The family budget strained with Robert’s unplanned separation from the military and a two-month gap in pay between his last military pay and his first disability check. His separation coincided with the start of the COVID-19 pandemic, and he struggled to find a job.
“We would have never thought (purchasing a home) would be possible for us,” said Avery, also an Army veteran. “Our life from where we were at the beginning of the program versus now speaks volumes about how much thought has been put into cultivating these programs.”
Robert envisioned a military career when he enlisted to support his family.
“Before I joined the military, my wife got pregnant. I was bending rebar at the time, and I wanted to do something as a career, so I joined the Army,” he said.
Robert said neither he nor Avery learned about budgeting or homeownership growing up, and the program taught them about both.
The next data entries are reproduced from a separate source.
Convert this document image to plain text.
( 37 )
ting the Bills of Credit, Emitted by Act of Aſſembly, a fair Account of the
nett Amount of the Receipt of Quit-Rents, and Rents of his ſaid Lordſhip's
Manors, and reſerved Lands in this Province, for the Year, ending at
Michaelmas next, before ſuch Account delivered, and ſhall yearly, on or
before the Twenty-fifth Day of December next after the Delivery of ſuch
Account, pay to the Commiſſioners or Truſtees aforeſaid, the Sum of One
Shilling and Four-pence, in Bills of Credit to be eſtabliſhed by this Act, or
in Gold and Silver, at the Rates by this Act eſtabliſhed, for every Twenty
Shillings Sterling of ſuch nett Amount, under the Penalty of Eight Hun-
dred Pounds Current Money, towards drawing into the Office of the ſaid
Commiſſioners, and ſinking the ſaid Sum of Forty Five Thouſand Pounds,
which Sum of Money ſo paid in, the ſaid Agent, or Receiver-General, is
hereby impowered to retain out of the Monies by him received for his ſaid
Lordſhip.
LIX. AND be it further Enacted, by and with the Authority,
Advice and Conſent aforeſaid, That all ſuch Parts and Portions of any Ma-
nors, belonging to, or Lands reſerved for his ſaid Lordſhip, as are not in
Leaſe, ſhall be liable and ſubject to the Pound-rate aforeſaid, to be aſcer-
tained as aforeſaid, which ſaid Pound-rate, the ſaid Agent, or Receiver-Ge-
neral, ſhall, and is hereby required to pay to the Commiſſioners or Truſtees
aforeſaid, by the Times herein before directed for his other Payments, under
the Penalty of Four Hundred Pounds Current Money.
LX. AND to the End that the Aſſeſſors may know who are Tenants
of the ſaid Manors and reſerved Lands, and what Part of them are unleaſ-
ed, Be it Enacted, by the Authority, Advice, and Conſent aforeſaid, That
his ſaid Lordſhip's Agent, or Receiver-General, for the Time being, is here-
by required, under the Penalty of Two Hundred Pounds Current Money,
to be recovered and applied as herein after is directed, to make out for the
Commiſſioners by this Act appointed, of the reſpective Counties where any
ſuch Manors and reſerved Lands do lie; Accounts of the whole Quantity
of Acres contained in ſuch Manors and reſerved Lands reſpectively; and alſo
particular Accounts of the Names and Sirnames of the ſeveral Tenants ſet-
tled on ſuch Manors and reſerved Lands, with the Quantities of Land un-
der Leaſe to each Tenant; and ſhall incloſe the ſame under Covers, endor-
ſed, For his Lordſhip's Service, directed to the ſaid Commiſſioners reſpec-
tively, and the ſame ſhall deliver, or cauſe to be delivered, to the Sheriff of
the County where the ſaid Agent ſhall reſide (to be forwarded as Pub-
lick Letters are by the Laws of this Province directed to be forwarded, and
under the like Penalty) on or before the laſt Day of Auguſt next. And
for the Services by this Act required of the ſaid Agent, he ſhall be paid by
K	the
While living in the transitional housing for veterans house, the Reukaufs built their savings by about $20,000 and reduced debt by about $12,000. Each of their credit scores increased by more than 50 points.
“When we started the program, we had a lifestyle that wasn’t the most productive pertaining to saving money,” Robert said. “We’re much more frugal now, and that’s a great thing.”
“Our life from where we were at the beginning of the program versus now speaks volumes about how much thought has been put into cultivating these programs.” – Avery Reukauf, Army veteran and military spouse
Avery said they are confident as homeowners because the THV program made them responsible for routine maintenance and setting up utilities while offering a support system when they had questions.
At their caseworker’s urging, the couple became more involved in the community. Now, instead of having only a few friends to call on, they have developed a support network of at least two dozen families through their church and home-school programs.
As they settled into their new home, they planned a backyard birthday bash for Wilder. Robert planned to attach a swing set, slide, and zip line to an existing clubhouse, and Avery envisioned a flower-filled garden that could double as a learning laboratory as she home-schools her children.
“This has been an amazing experience,” Avery said. “Thank you for choosing us and believing in us. We appreciate Operation Homefront and its donors.”
Operation Homefront housing caseworker Candace Jules supported the Reukaufs throughout their time in the THV program, and she applauds their work.
“The Reukauf family has a bright and beautiful future ahead,” she said. “I am very proud of all they have accomplished during their transition.”